In some respects it is easy to provide computer programs with more powerful introspective abilities than humans have. A computer program can inspect itself, and many programs do this in a rather trivial way by computing check sums in order to verify that they have been read into computer memory without modification.
It is easy to make available for inspection by the program the manuals for the programming language used, the manual for the computer itself and a copy of the compiler. A computer program can use this information to simulate what it would do if provided with given inputs. It can answer a question like: ``Would I print ``YES'' in less than 1,000,000 steps for a certain input? A finitized version of Turing's argument that the halting problem is unsolvable tells us that that a computer cannot in general answer questions about what it would do in n steps in less than n steps. If it could, we (or a computer program) could construct a program that would answer a question about what it would do in n steps and then do the opposite.
We humans have rather weak memories of the events in our lives, especially of intellectual events. The ability to remember its entire intellectual history is possible for a computer program and can be used by the program in modifying its beliefs on the basis of new inferences or observations. This may prove very powerful.
Very likely, computer programs can be made to get more from reading itself than we presently know how to implement.

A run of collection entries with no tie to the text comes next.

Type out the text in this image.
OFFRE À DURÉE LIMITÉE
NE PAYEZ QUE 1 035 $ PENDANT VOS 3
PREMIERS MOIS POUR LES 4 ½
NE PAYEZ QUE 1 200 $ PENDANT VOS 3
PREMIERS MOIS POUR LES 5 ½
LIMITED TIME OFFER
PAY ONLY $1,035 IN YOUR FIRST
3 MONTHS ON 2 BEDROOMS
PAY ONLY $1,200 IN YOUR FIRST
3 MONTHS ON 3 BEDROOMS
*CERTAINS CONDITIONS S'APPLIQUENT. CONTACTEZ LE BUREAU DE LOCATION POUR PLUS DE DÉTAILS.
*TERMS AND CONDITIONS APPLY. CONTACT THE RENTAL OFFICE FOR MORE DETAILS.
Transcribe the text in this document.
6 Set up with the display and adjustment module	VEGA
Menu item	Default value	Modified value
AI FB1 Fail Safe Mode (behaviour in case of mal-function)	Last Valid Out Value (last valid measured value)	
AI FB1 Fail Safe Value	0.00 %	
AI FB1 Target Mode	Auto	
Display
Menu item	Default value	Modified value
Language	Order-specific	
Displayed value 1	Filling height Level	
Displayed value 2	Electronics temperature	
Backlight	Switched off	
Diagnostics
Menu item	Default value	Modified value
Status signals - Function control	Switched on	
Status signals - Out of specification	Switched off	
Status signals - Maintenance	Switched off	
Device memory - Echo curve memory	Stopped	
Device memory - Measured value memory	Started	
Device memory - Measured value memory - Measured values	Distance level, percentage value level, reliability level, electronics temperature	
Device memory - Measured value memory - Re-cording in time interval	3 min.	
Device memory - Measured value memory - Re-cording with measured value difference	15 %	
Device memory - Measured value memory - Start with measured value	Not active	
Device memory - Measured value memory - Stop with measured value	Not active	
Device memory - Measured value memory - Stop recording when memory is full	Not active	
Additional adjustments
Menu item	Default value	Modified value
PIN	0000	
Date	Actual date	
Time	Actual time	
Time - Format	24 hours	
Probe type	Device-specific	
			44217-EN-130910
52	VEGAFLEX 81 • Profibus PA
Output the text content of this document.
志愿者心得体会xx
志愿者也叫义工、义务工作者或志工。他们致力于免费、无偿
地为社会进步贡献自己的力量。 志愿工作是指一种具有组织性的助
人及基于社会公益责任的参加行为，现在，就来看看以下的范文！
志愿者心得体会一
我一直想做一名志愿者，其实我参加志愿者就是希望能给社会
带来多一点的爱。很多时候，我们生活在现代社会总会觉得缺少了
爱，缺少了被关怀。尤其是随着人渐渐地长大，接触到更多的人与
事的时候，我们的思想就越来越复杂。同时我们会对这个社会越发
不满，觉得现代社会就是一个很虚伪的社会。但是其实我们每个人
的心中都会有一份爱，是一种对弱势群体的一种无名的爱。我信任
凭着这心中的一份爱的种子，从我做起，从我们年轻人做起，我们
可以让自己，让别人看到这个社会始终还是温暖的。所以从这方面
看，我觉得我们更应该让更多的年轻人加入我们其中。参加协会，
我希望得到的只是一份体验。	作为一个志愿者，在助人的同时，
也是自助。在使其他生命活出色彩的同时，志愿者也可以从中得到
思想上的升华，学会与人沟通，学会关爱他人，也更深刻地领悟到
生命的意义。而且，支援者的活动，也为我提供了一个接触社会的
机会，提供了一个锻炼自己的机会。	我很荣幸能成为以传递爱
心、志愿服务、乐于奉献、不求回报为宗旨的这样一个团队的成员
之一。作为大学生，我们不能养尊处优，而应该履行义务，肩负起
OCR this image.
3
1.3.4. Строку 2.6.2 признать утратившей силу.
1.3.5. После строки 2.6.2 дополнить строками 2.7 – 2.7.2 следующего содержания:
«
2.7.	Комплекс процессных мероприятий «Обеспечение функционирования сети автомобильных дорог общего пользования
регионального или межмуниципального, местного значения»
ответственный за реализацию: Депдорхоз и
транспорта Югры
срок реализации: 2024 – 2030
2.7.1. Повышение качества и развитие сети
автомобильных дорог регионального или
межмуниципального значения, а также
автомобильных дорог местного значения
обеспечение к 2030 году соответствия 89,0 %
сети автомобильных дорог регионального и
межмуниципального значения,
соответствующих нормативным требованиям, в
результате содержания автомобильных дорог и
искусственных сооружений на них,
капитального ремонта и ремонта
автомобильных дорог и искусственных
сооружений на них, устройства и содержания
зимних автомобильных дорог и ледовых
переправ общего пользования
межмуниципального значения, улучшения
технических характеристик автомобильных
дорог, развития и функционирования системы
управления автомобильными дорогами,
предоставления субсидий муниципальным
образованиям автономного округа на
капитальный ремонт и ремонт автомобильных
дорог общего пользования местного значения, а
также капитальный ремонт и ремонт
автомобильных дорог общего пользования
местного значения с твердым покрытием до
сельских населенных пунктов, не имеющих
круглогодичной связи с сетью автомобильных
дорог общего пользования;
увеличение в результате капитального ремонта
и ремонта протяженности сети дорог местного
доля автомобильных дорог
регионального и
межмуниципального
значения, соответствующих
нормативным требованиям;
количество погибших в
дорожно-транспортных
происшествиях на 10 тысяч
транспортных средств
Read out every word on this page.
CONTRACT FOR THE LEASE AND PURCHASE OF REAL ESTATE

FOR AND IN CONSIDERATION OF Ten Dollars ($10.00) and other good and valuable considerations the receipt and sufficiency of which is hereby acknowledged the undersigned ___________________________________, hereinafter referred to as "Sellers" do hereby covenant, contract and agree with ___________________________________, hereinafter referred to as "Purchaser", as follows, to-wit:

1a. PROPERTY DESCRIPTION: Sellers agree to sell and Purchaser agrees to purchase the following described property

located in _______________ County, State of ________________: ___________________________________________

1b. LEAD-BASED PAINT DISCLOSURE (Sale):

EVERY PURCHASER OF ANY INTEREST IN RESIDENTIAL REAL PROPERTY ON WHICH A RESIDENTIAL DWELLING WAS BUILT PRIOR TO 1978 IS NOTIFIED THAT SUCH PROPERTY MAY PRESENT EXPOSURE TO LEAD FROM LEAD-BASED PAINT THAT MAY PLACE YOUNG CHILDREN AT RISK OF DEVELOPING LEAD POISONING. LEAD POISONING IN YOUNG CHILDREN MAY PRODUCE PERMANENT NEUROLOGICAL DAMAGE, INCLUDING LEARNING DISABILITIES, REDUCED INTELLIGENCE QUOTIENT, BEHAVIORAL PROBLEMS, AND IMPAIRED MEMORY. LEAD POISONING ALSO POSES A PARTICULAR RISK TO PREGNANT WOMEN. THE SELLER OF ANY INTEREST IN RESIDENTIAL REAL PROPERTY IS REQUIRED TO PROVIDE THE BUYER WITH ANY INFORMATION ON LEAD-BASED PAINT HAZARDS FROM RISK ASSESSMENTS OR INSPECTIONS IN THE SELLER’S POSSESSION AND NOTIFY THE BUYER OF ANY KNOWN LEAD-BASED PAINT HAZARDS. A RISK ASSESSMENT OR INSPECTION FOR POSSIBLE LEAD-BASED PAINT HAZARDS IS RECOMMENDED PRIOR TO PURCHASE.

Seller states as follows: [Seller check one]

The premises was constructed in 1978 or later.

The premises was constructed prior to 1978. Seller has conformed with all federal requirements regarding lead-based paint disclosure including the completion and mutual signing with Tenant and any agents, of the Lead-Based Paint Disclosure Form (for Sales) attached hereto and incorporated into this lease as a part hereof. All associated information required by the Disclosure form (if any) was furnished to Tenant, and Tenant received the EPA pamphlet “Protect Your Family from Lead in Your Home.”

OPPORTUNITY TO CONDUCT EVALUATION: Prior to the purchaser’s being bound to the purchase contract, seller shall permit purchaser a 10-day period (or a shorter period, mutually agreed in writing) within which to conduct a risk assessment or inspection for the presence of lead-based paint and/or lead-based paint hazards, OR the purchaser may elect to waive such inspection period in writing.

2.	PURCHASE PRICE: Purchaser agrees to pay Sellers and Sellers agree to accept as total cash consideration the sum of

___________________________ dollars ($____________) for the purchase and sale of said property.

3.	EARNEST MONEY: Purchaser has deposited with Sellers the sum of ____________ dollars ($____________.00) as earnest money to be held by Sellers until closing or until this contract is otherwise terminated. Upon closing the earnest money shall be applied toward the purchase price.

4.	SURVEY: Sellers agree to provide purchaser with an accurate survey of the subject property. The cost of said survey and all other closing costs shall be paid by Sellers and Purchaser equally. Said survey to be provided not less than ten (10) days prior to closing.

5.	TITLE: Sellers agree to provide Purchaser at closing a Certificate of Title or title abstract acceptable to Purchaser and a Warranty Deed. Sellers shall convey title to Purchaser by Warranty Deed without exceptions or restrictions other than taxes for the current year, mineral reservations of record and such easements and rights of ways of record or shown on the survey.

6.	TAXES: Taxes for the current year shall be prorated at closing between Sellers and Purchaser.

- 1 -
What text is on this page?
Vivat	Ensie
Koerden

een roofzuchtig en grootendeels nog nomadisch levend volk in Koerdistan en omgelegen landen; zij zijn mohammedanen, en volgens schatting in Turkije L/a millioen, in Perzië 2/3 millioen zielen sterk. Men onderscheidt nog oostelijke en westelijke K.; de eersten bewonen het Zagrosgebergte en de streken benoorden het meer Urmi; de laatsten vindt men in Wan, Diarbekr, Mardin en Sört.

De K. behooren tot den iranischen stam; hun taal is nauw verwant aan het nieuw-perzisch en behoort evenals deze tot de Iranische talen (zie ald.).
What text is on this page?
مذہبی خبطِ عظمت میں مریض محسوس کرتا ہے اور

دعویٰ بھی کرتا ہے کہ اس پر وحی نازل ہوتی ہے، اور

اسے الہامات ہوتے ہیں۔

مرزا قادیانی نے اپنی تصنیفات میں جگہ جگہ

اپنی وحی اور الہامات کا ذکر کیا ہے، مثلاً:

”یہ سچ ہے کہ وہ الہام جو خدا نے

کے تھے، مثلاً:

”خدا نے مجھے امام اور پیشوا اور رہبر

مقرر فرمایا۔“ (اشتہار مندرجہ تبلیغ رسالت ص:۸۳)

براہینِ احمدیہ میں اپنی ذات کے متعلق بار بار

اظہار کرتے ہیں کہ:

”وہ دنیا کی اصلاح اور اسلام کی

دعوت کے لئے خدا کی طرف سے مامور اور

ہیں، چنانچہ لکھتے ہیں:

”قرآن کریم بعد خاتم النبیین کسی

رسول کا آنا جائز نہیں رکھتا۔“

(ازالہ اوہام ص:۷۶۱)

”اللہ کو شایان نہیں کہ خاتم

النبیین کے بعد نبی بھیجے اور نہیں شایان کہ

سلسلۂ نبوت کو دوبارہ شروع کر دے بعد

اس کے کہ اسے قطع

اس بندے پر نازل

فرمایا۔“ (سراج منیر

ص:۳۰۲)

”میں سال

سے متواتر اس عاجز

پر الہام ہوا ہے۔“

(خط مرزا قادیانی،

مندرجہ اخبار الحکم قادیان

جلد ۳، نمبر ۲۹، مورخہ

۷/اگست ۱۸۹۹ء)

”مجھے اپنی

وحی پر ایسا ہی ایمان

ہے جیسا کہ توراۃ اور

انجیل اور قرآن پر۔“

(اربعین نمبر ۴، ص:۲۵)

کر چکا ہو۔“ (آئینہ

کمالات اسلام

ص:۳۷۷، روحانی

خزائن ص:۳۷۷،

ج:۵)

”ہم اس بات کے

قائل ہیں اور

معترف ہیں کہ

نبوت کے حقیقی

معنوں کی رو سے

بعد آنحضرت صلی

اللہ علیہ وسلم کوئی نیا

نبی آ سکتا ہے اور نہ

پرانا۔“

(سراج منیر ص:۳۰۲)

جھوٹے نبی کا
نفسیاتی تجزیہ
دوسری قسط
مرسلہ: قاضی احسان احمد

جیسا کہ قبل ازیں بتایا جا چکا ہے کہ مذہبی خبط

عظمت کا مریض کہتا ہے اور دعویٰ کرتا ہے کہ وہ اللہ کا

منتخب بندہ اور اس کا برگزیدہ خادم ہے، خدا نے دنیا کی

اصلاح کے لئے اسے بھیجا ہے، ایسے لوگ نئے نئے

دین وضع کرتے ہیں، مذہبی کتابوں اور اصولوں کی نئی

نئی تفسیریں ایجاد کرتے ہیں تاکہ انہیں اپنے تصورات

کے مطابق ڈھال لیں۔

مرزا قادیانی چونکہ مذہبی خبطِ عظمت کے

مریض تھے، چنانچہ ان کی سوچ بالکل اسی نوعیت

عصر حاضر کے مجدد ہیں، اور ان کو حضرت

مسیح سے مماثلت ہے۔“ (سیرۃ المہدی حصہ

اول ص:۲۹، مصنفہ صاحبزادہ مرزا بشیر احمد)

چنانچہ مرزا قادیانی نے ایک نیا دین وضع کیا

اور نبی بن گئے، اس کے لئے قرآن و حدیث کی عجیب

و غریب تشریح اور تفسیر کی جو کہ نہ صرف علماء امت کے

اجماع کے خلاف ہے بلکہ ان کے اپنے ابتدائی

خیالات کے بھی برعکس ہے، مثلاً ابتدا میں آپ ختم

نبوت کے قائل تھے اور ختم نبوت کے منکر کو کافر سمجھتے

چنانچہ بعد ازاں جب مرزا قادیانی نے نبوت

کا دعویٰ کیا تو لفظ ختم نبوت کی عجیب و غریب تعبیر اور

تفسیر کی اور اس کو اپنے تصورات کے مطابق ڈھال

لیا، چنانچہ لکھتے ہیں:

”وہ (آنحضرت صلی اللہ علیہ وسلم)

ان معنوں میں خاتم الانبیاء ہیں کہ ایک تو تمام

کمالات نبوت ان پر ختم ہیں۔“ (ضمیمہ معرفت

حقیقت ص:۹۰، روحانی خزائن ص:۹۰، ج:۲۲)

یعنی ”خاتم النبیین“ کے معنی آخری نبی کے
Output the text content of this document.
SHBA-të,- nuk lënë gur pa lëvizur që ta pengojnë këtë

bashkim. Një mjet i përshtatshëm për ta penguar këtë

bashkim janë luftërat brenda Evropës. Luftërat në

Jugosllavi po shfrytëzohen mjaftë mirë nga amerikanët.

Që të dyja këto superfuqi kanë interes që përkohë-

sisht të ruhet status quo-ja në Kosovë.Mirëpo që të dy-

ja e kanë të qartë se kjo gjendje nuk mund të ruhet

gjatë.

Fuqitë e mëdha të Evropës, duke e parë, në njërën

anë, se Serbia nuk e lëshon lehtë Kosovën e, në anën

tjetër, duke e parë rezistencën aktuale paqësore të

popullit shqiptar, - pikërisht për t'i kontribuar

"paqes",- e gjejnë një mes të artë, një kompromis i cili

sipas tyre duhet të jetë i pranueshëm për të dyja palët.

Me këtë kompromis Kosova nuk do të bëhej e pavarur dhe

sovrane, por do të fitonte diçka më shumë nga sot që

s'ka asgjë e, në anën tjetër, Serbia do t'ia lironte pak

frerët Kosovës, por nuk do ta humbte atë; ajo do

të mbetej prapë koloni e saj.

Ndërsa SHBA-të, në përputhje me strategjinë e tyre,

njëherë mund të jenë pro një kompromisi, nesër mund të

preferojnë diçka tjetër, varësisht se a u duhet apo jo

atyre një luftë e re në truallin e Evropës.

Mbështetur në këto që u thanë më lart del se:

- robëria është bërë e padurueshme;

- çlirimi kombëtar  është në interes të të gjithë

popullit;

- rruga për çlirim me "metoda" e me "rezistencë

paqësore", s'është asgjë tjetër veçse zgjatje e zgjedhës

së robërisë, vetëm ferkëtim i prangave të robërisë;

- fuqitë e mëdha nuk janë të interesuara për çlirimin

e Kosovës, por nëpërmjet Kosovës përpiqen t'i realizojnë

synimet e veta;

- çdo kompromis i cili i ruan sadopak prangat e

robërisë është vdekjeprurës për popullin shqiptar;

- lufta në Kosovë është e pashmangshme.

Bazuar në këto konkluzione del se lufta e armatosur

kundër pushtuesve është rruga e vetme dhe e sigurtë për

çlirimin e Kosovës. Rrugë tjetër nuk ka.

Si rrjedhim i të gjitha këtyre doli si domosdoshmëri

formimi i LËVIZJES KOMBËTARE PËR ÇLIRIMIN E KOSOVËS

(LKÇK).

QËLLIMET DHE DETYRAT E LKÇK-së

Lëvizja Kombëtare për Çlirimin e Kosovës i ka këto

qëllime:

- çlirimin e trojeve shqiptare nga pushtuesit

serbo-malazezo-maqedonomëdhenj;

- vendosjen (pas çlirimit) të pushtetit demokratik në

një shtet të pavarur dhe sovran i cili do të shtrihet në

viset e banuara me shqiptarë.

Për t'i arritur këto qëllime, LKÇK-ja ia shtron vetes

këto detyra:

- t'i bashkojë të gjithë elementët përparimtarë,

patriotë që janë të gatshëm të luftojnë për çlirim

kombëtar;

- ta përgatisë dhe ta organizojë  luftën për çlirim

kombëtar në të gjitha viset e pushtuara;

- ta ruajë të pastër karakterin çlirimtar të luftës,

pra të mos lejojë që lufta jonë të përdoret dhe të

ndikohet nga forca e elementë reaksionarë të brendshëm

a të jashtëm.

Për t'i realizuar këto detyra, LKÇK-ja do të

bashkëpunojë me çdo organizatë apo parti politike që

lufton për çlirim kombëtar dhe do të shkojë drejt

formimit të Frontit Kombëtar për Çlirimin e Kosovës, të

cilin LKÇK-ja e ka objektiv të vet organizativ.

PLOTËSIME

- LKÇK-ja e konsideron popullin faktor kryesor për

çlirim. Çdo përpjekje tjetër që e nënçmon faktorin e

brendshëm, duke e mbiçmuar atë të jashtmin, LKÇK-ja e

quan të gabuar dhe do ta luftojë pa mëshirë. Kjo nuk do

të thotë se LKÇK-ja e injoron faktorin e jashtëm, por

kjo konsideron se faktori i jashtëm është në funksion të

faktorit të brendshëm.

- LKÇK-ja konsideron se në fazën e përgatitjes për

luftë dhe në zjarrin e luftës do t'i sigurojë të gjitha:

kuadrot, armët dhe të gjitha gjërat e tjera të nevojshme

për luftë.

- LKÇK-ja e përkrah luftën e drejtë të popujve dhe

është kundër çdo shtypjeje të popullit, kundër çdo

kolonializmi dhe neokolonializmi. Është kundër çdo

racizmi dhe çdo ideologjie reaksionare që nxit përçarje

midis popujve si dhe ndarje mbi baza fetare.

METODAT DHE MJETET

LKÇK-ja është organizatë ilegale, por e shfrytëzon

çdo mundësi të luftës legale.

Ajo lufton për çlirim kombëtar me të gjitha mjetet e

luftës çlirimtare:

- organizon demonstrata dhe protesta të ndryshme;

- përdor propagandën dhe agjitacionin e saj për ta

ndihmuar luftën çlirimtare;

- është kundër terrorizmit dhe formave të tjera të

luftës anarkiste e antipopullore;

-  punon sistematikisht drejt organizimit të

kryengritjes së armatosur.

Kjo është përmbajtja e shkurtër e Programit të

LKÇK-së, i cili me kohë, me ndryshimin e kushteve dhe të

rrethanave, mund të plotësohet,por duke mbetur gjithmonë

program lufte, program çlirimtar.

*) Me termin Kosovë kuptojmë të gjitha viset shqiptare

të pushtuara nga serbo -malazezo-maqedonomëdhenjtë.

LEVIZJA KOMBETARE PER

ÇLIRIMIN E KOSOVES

The dual concept to programs reading themselves is that of programs modifying themselves. Before the invention of index registers (B-lines) at Manchester, programs did indexing through arrays and telling subroutines where to return by program modification. It was sometimes stated that self-modification was one of the essential ideas of using the same memory for programs and data. This idea went out of fashion when major computers, e.g. the IBM 704 in 1955, had index registers.
As AI advances, programs that modify themselves in substantial ways will become common. However, I don't treat self-modification in this article.
Unfortunately, these easy forms of introspection are insufficient for intelligent behavior in many common sense information situations.